Atatürk, o gün derin bir heyecana
kapılmıştı. En içten, en duygulu konuşmasını da, annesinin mezarı
başında o gün yapmıştır. Zübeyde Hanım, fedakar bir anneydi. Oğlunun
yetişmesinde emsalsiz emekleri geçmişti. Yıllarca oğlunun hasretine
katlanmış, nihayet, onun zaferini gördükten kısa bir süre sonra
ölmüştür.
Mustafa
Kemal Paşa, milletini kurtarmak için hayatını ve bütün varlığını ortaya
koyarken annesiyle yeterince ilgilenememişti. İşte annesinin mezarını
kalabalık bir grupla ilk kez ziyaret ederken, ona göz yaşı döktüren ve
en derinden gelen duygularını söyleten, içindeki bu hisler olmuştur.
Buradaki konuşmasında kısaca annesinin çektiği sıkıntılardan bahseden
Mustafa Kemal Paşa, şunları söylemiştir:
“...Valdemin
ziyamdan şüphesiz pek müteessirim. Fakat bu teessürümü izale ve beni
müteselli eden bir husus var ki, o da anamız vatanı mahv ve harabiye
götüren idarenin artık bir daha avdet etmemek üzere mezar-ı ademe
götürülmüş olduğunu görmektir. Valdem bu toprağın altında, fakat
Hakimiyet-i Milliye ilelebet payidar olsun. Beni müteselli eden en büyük
kuvvet budur. Evet, Hakimiyet-i Milliye ilelebet devam edecektir.

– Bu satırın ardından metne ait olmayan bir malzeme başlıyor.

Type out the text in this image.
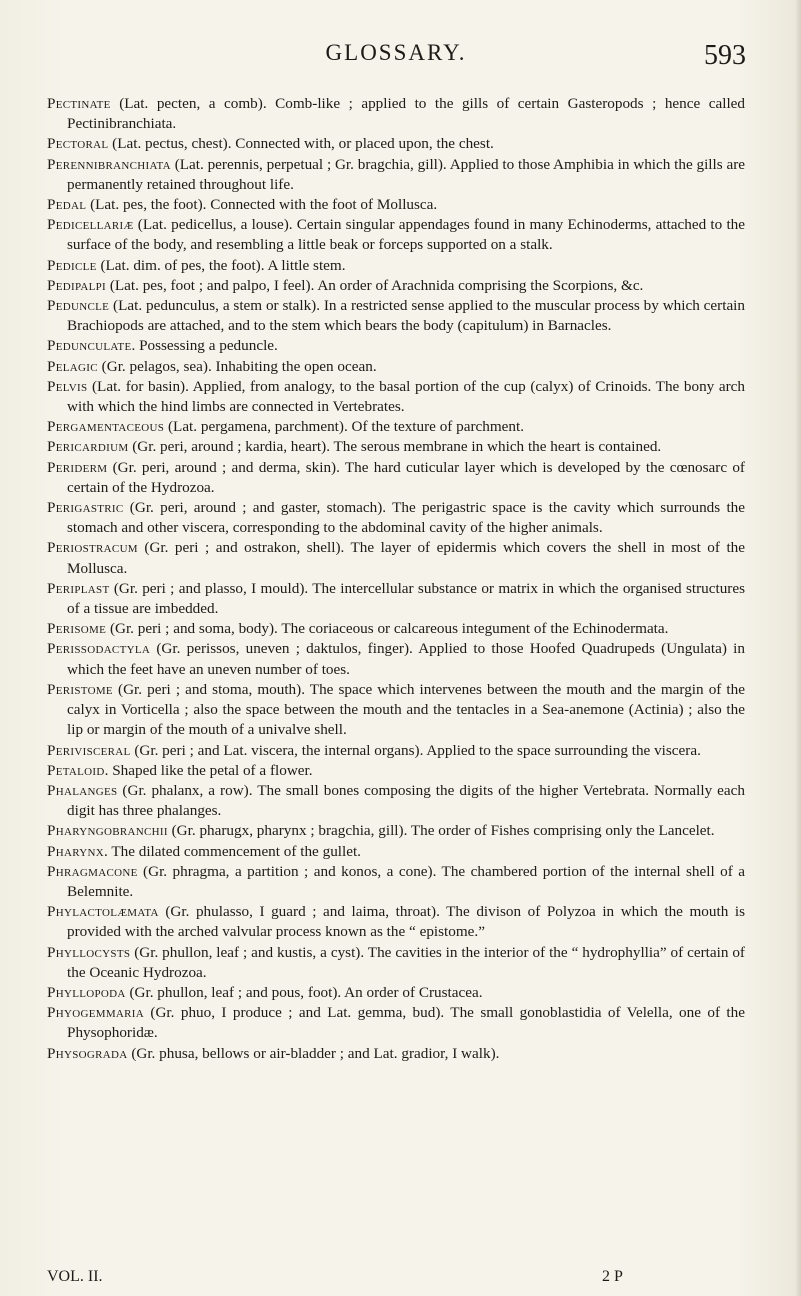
GLOSSARY.	593

Pectinate (Lat. pecten, a comb). Comb-like ; applied to the gills of certain Gasteropods ; hence called Pectinibranchiata.

Pectoral (Lat. pectus, chest). Connected with, or placed upon, the chest.

Perennibranchiata (Lat. perennis, perpetual ; Gr. bragchia, gill). Applied to those Amphibia in which the gills are permanently retained throughout life.

Pedal (Lat. pes, the foot). Connected with the foot of Mollusca.

Pedicellariæ (Lat. pedicellus, a louse). Certain singular appendages found in many Echinoderms, attached to the surface of the body, and resembling a little beak or forceps supported on a stalk.

Pedicle (Lat. dim. of pes, the foot). A little stem.

Pedipalpi (Lat. pes, foot ; and palpo, I feel). An order of Arachnida comprising the Scorpions, &c.

Peduncle (Lat. pedunculus, a stem or stalk). In a restricted sense applied to the muscular process by which certain Brachiopods are attached, and to the stem which bears the body (capitulum) in Barnacles.

Pedunculate. Possessing a peduncle.

Pelagic (Gr. pelagos, sea). Inhabiting the open ocean.

Pelvis (Lat. for basin). Applied, from analogy, to the basal portion of the cup (calyx) of Crinoids. The bony arch with which the hind limbs are connected in Vertebrates.

Pergamentaceous (Lat. pergamena, parchment). Of the texture of parchment.

Pericardium (Gr. peri, around ; kardia, heart). The serous membrane in which the heart is contained.

Periderm (Gr. peri, around ; and derma, skin). The hard cuticular layer which is developed by the cœnosarc of certain of the Hydrozoa.

Perigastric (Gr. peri, around ; and gaster, stomach). The perigastric space is the cavity which surrounds the stomach and other viscera, corresponding to the abdominal cavity of the higher animals.

Periostracum (Gr. peri ; and ostrakon, shell). The layer of epidermis which covers the shell in most of the Mollusca.

Periplast (Gr. peri ; and plasso, I mould). The intercellular substance or matrix in which the organised structures of a tissue are imbedded.

Perisome (Gr. peri ; and soma, body). The coriaceous or calcareous integument of the Echinodermata.

Perissodactyla (Gr. perissos, uneven ; daktulos, finger). Applied to those Hoofed Quadrupeds (Ungulata) in which the feet have an uneven number of toes.

Peristome (Gr. peri ; and stoma, mouth). The space which intervenes between the mouth and the margin of the calyx in Vorticella ; also the space between the mouth and the tentacles in a Sea-anemone (Actinia) ; also the lip or margin of the mouth of a univalve shell.

Perivisceral (Gr. peri ; and Lat. viscera, the internal organs). Applied to the space surrounding the viscera.

Petaloid. Shaped like the petal of a flower.

Phalanges (Gr. phalanx, a row). The small bones composing the digits of the higher Vertebrata. Normally each digit has three phalanges.

Pharyngobranchii (Gr. pharugx, pharynx ; bragchia, gill). The order of Fishes comprising only the Lancelet.

Pharynx. The dilated commencement of the gullet.

Phragmacone (Gr. phragma, a partition ; and konos, a cone). The chambered portion of the internal shell of a Belemnite.

Phylactolæmata (Gr. phulasso, I guard ; and laima, throat). The divison of Polyzoa in which the mouth is provided with the arched valvular process known as the “ epistome.”

Phyllocysts (Gr. phullon, leaf ; and kustis, a cyst). The cavities in the interior of the “ hydrophyllia” of certain of the Oceanic Hydrozoa.

Phyllopoda (Gr. phullon, leaf ; and pous, foot). An order of Crustacea.

Phyogemmaria (Gr. phuo, I produce ; and Lat. gemma, bud). The small gonoblastidia of Velella, one of the Physophoridæ.

Physograda (Gr. phusa, bellows or air-bladder ; and Lat. gradior, I walk).

VOL. II.	2 P
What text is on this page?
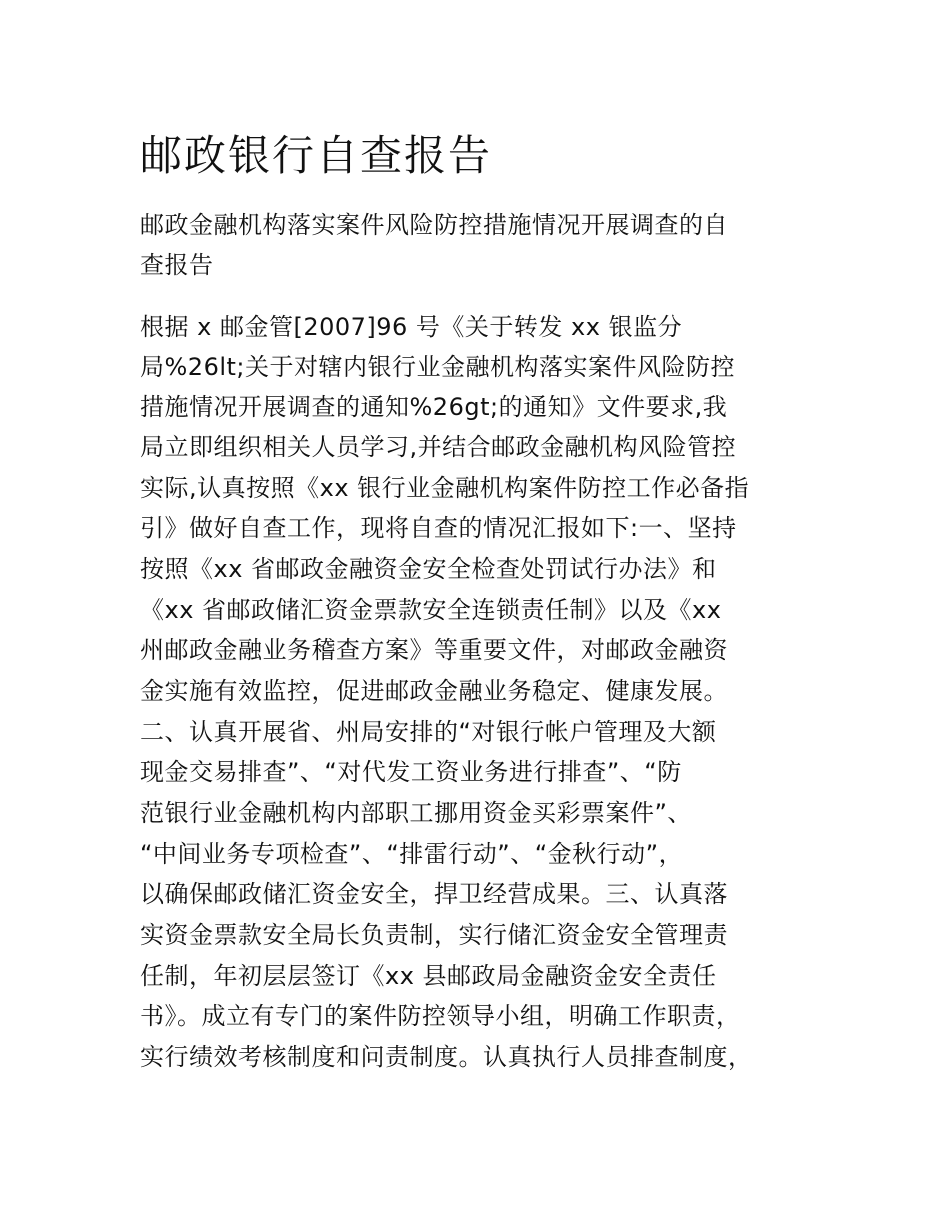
邮政银行自查报告
邮政金融机构落实案件风险防控措施情况开展调查的自
查报告

根据 x 邮金管[2007]96 号《关于转发 xx 银监分

局%26lt;关于对辖内银行业金融机构落实案件风险防控

措施情况开展调查的通知%26gt;的通知》文件要求,我

局立即组织相关人员学习,并结合邮政金融机构风险管控

实际,认真按照《xx 银行业金融机构案件防控工作必备指

引》做好自查工作，现将自查的情况汇报如下:一、坚持

按照《xx 省邮政金融资金安全检查处罚试行办法》和

《xx 省邮政储汇资金票款安全连锁责任制》以及《xx

州邮政金融业务稽查方案》等重要文件，对邮政金融资

金实施有效监控，促进邮政金融业务稳定、健康发展。

二、认真开展省、州局安排的“对银行帐户管理及大额

现金交易排查”、“对代发工资业务进行排查”、“防

范银行业金融机构内部职工挪用资金买彩票案件”、

“中间业务专项检查”、“排雷行动”、“金秋行动”，

以确保邮政储汇资金安全，捍卫经营成果。三、认真落

实资金票款安全局长负责制，实行储汇资金安全管理责

任制，年初层层签订《xx 县邮政局金融资金安全责任

书》。成立有专门的案件防控领导小组，明确工作职责，

实行绩效考核制度和问责制度。认真执行人员排查制度，
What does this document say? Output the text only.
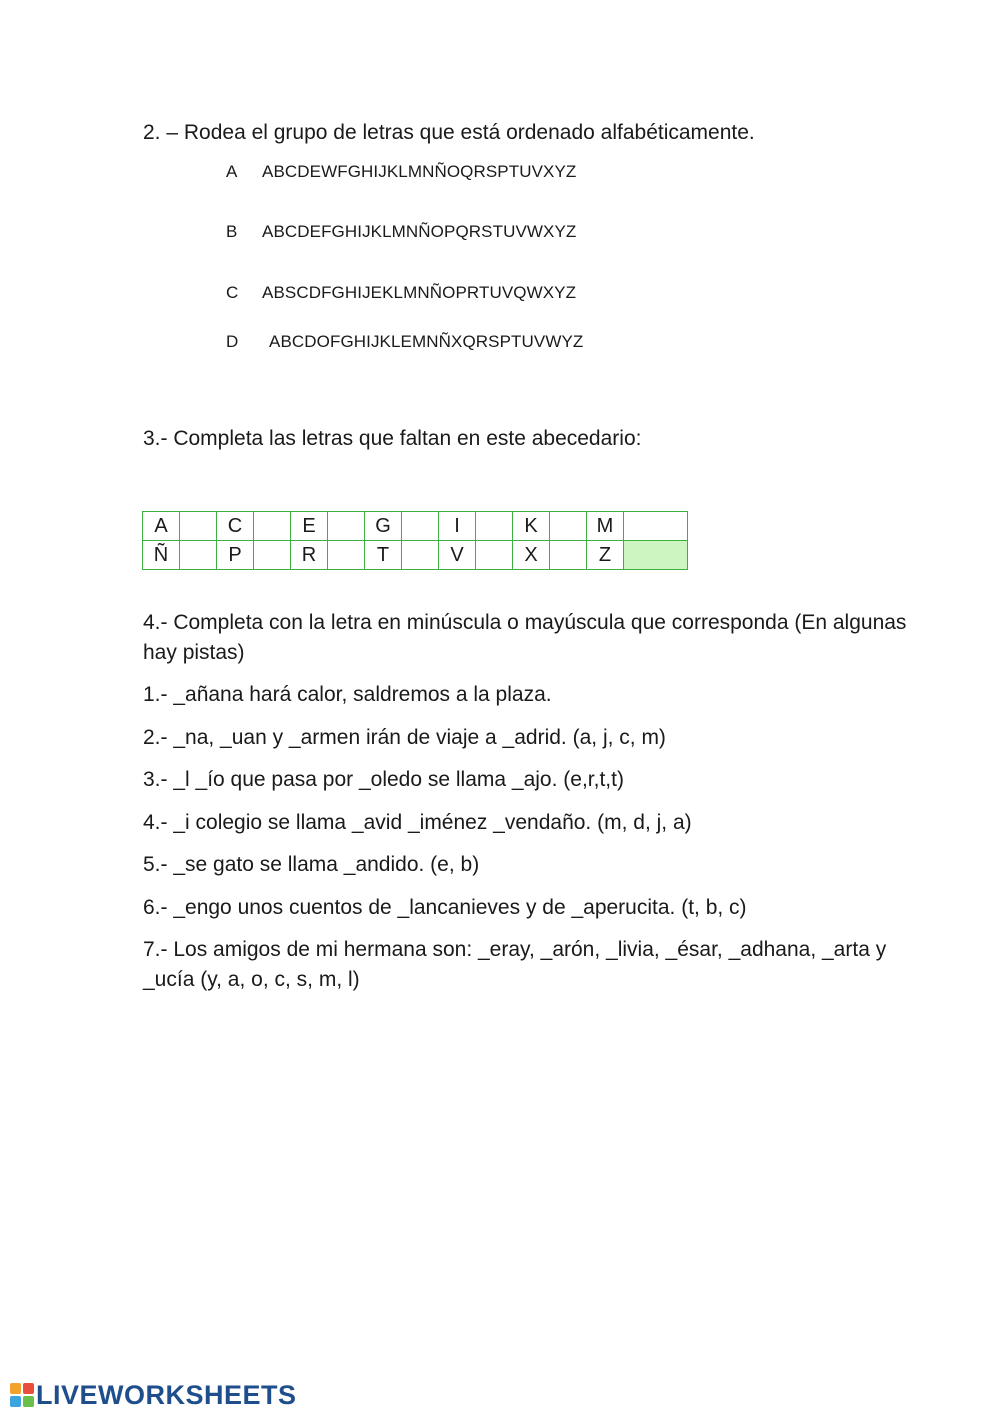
2. – Rodea el grupo de letras que está ordenado alfabéticamente.
A ABCDEWFGHIJKLMNÑOQRSPTUVXYZ
B ABCDEFGHIJKLMNÑOPQRSTUVWXYZ
C ABSCDFGHIJEKLMNÑOPRTUVQWXYZ
D ABCDOFGHIJKLEMNÑXQRSPTUVWYZ
3.- Completa las letras que faltan en este abecedario:
A		C		E		G		I		K		M	
Ñ		P		R		T		V		X		Z	
4.- Completa con la letra en minúscula o mayúscula que corresponda (En algunas hay pistas)
1.- _añana hará calor, saldremos a la plaza.
2.- _na, _uan y _armen irán de viaje a _adrid. (a, j, c, m)
3.- _l _ío que pasa por _oledo se llama _ajo. (e,r,t,t)
4.- _i colegio se llama _avid _iménez _vendaño. (m, d, j, a)
5.- _se gato se llama _andido. (e, b)
6.- _engo unos cuentos de _lancanieves y de _aperucita. (t, b, c)
7.- Los amigos de mi hermana son: _eray, _arón, _livia, _ésar, _adhana, _arta y _ucía (y, a, o, c, s, m, l)
LIVEWORKSHEETS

Valdemin ruhuna ve bütün ecdat ruhuna müteahhit olduğum vicdan yeminini
tekrar edeyim. Valdemin medfeni önünde ve Allah’ın huzurunda aht ve
peyman ediyorum, bu kadar kan dökerek milletin istihsal ve tespit ettiği
hakimiyetin muhafaza ve müdafaası için icab ederse valdemin yanına
gitmekte asla tereddüt etmeyeceğim. Hakimiyet-i Milliye uğrunda canımı
vermek, benim için vicdan ve namus borcu olsun.”
Mustafa
Kemal’in bu nutku, Karşıyakalıların çok candan tezahüratına vesile
teşkil etti ve halk kendisini çılgın gibi alkışlayarak, “çok yaşa
paşam...Sen çok yaşa..” diye haykırıyordu.